METHODS: The cell proliferation and apoptosis was assessed in cultured K562 and KG-1α cells. The protein expression was measured with immunoblotting. The activities of HDAC and histone acetyltransferase (HAT) were measured with BCA. In vivo experiments were performed on naked mice carrying K562 cells for assessment of tumor growth, apoptosis, protein expression, and HDAC/HAT activities.
RESULTS: 20(s)-Rh2 effectively induced cell cycle arrest at G0/G1 phase and apoptosis in K562 and KG1-α cells, decreased the levels of proteins associated with cell proliferation (Cyclin D1, Bcl-2, ERK, p-ERK) and activated pro-apoptotic proteins (Bax, cleaved Caspase-3, p38, p-p38, JNK, p-JNK). 20(s)-Rh2 down-regulated HDAC1, HDAC2, HDAC6, increased histone H3 acetylation and HAT activity. Moreover, 20(s)-Rh2 inhibited the growth of human leukemia xenograft tumors in vivo.

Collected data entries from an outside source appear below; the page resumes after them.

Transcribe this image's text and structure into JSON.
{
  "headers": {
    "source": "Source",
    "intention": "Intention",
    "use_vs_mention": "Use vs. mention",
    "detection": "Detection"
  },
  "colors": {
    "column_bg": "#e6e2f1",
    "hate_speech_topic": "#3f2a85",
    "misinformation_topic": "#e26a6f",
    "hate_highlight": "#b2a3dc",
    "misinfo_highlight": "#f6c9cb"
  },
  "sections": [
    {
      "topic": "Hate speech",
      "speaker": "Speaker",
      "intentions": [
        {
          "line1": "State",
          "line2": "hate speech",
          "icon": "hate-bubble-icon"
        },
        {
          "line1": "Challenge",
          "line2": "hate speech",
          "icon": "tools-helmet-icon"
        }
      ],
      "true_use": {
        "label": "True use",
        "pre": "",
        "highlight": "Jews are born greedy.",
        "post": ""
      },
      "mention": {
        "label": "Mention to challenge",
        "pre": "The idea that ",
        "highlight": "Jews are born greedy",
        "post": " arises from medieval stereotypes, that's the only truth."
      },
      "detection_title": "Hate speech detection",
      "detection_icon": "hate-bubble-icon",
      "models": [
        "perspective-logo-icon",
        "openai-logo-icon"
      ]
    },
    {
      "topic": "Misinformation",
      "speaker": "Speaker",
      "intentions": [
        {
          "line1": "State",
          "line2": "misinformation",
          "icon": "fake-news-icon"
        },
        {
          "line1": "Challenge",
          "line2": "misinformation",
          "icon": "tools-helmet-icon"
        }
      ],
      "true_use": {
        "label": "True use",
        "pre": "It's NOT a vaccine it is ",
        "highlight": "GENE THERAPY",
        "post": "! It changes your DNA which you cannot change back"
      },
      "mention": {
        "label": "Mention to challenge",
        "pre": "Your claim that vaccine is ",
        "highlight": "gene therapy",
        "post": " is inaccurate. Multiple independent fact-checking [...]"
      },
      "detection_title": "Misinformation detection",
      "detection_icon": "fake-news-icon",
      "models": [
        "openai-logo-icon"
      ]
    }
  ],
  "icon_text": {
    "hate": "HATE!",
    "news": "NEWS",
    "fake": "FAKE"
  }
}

CONCLUSION: 20(s)-Rh2 inhibited the proliferation of K562 and KG1-α cell by reducing the expression and activity of HDACs, increasing histone acetylation, and regulating key proteins in the downstream signaling pathways. Therefore, 20(s)-Rh2 could become a potential natural HDACi for chemotherapy of leukemia.